Ao utilizar a palavra trogo, o evangelista quer deixar claro que Jesus fala de comer literalmente, assim como na última ceia disse literalmente "Isto é Meu Corpo", em vez de "Isto simboliza meu corpo". Prova disso é que, muitos discípulos não quiseram aceitar as palavras de Jesus, pois eram muito fortes: "Muitos, pois, dos seus discípulos, ouvindo isto, disseram: Duro é este discurso; quem o pode ouvir? Sabendo, pois, Jesus em si mesmo que os seus discípulos murmuravam disto, disse-lhes: Isto escandaliza-vos? (...) Desde então muitos dos seus discípulos tornaram para trás, e já não andavam com ele."  (João 6:60-61, 66). Ora, sempre que Jesus falava por metáforas, posteriormente, esclarecia aos discípulos o que significava a linguagem figurada. Em João 6, Jesus não presta tais esclarecimentos, mesmo que os discípulos o abandonem, pois não havia o que esclarecer: Ele falava literalmente.
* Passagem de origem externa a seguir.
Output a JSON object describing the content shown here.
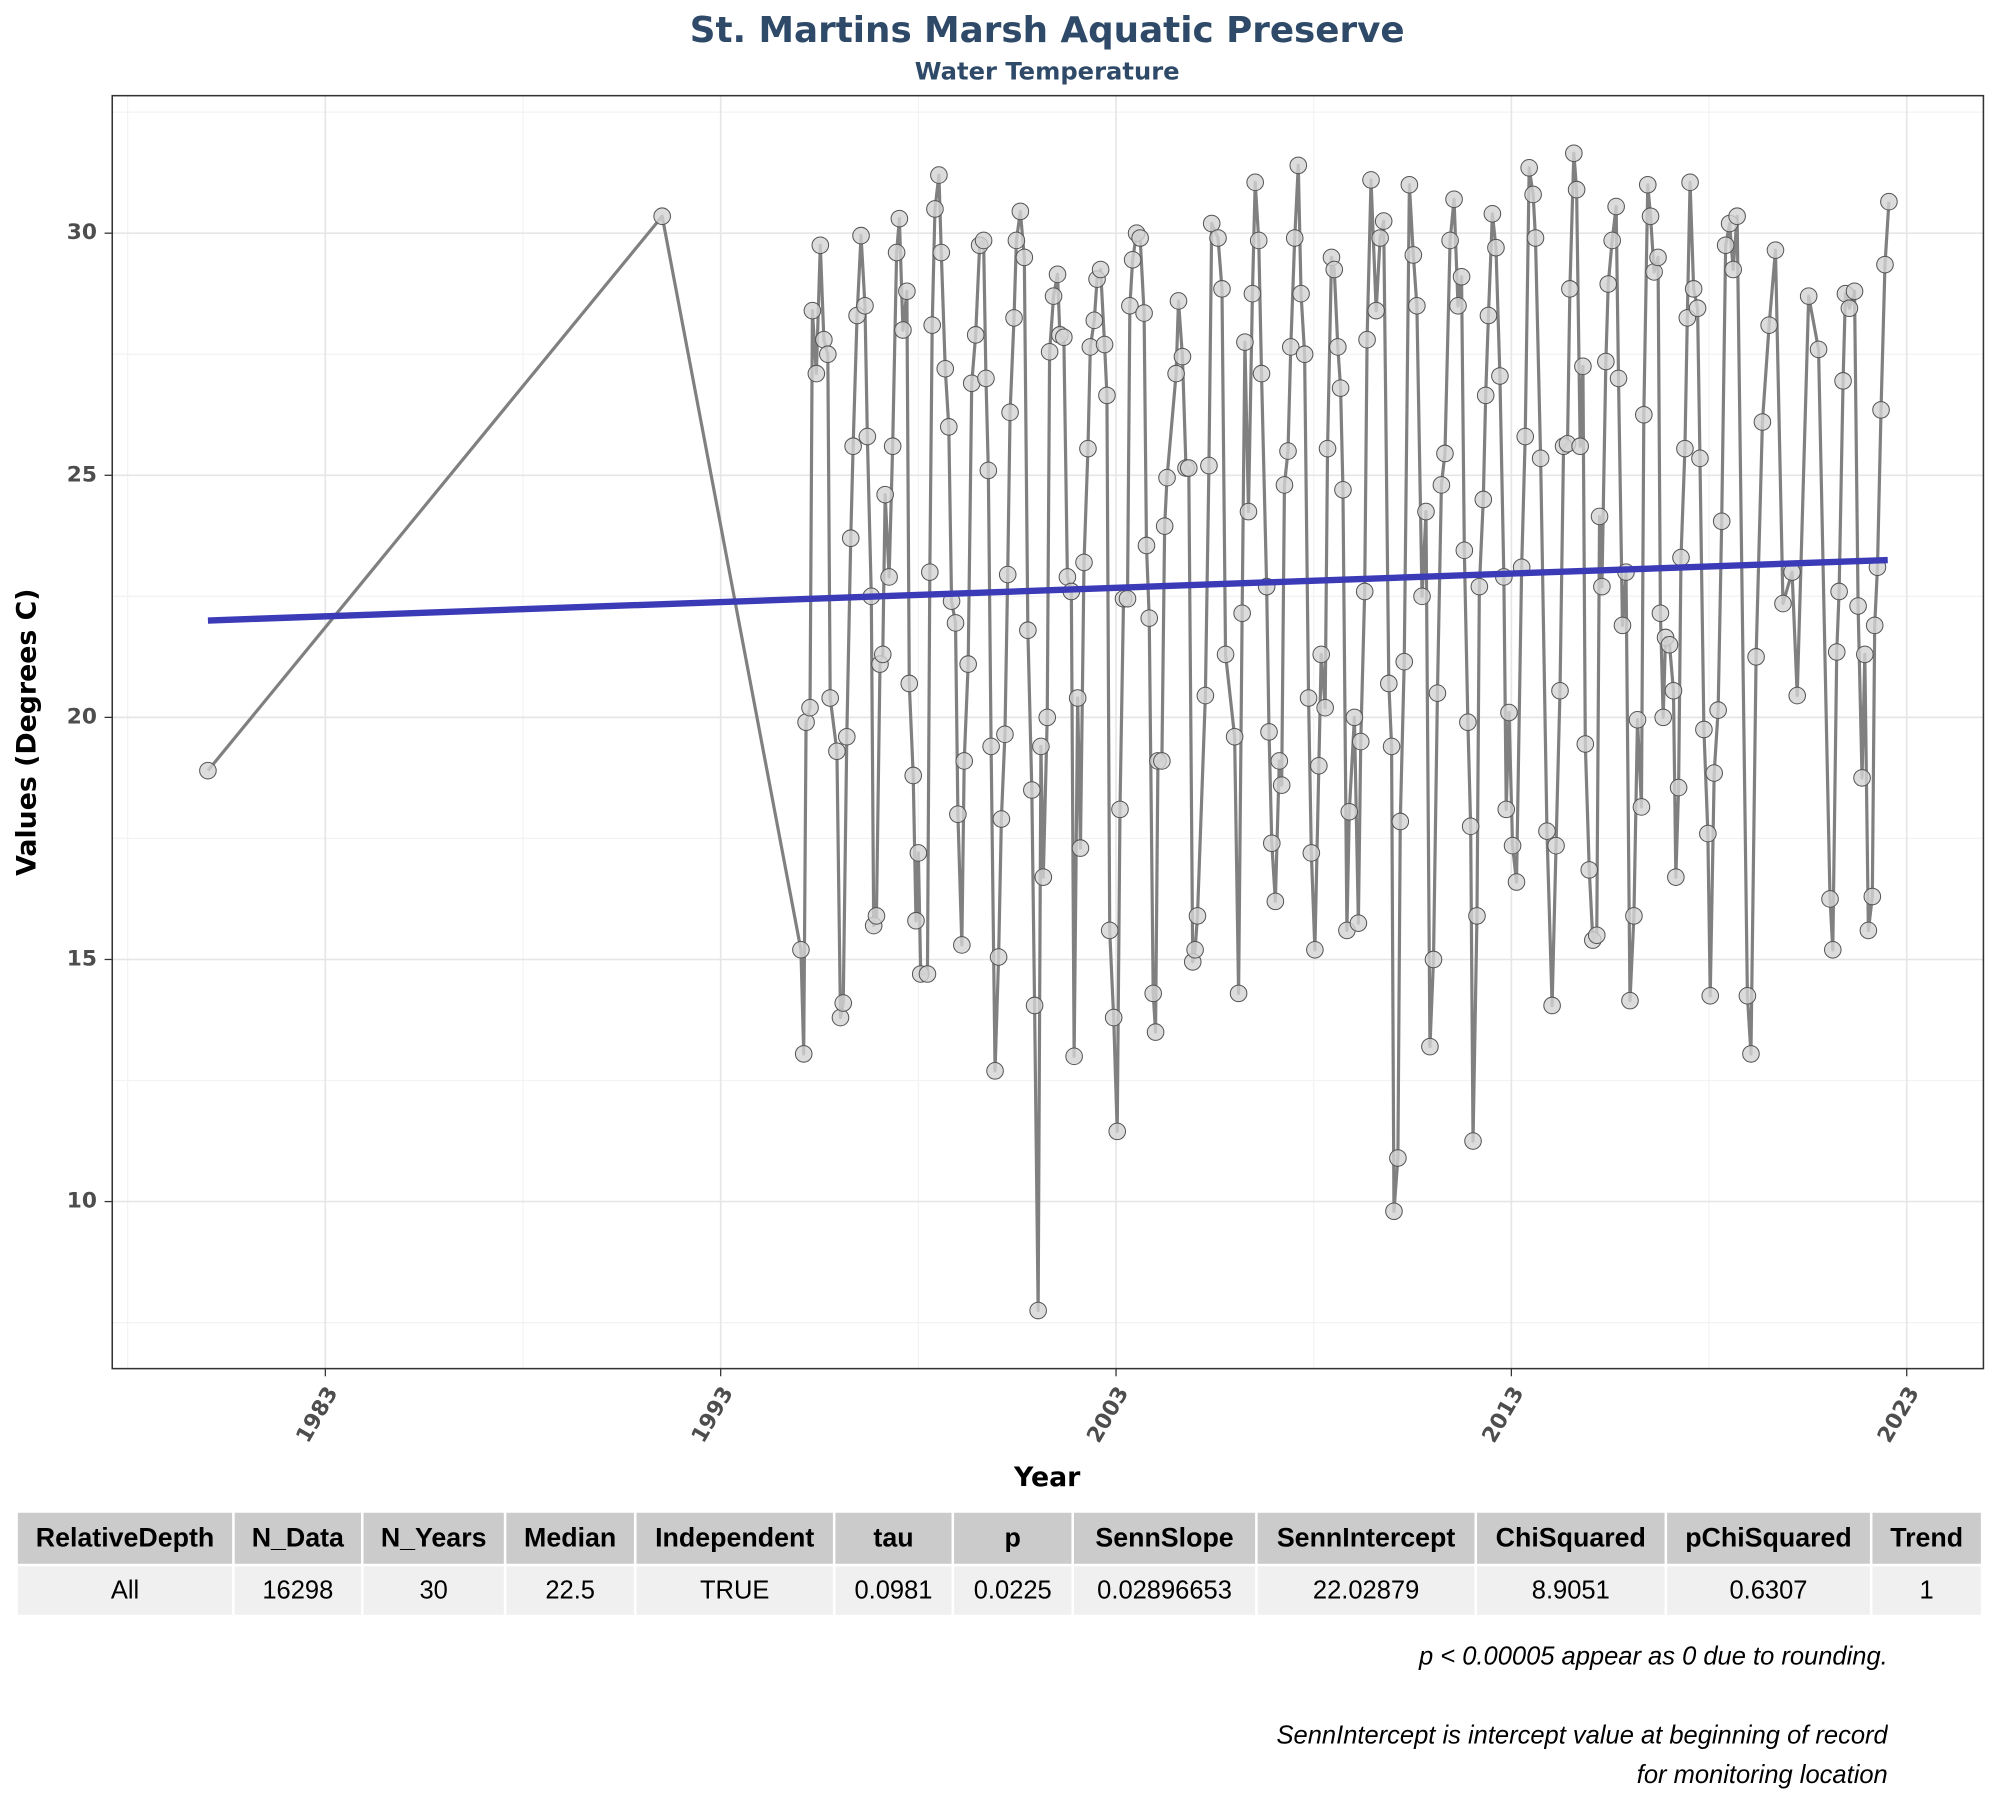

Confirmando tal ensinamento, é que São Paulo esclarece que ofensa contra o pão e o vinho da ceia é ofensa contra o corpo e o sangue de Jesus, e não a uma memória passada: “Portanto, qualquer que comer este pão, ou beber o cálice do Senhor indignamente, será CULPADO DO CORPO E DO SANGUE do Senhor.” (I Corintios 11, 27). Ora, para ser réu contra o Corpo e o Sangue, há de haver Corpo e Sangue como realidades num memorial presencial, e não como lembrança em memorial póstumo de um fato já cessado no tempo.

Ademais, comunhão é ato físico entre duas realidades concretas, e não entre duas manifestações intelectuais ou psíquicas. Não podemos comungar com o inexistente, o qual não está no meio de nós. Por isso, quando São Paulo fala da Comunhão do Corpo e Sangue de Cristo, quer dizer que Jesus se faz efetivamente presente na Eucaristia: "O cálice de bênção, que benzemos, não é a COMUNHÃO (ἀνάμνησις) DO SANGUE DE CRISTO? E o pão, que partimos, não é a COMUNHÃO (ἀνάμνησις) DO CORPO DE CRISTO"? (I Coríntios 10, 16). 

Por fim, também corroborando nossa argumentação, Jesus é tratado pelos apóstolos como o Cordeiro Pascal da Nova Aliança ou o Cordeiro de Deus (1 Coríntios 5,7 e 1 Jo 1, 29). Ora, na antiga aliança, o cordeiro pascal, figura simbólica que antecipou a vinda de Cristo, era comido pelo povo de Deus, após aspergirem suas casas com o sangue dele (Êxodo 12). Sendo Jesus a nossa páscoa, como disse São Paulo do 1 Coríntios 5,7, nós temos que comê-lo, o que fazemos por meio da Santa Eucaristia, onde Seu corpo torna-se verdadeiramente comida, e seu sangue, verdadeiramente bebida (Jo 6, 54-56).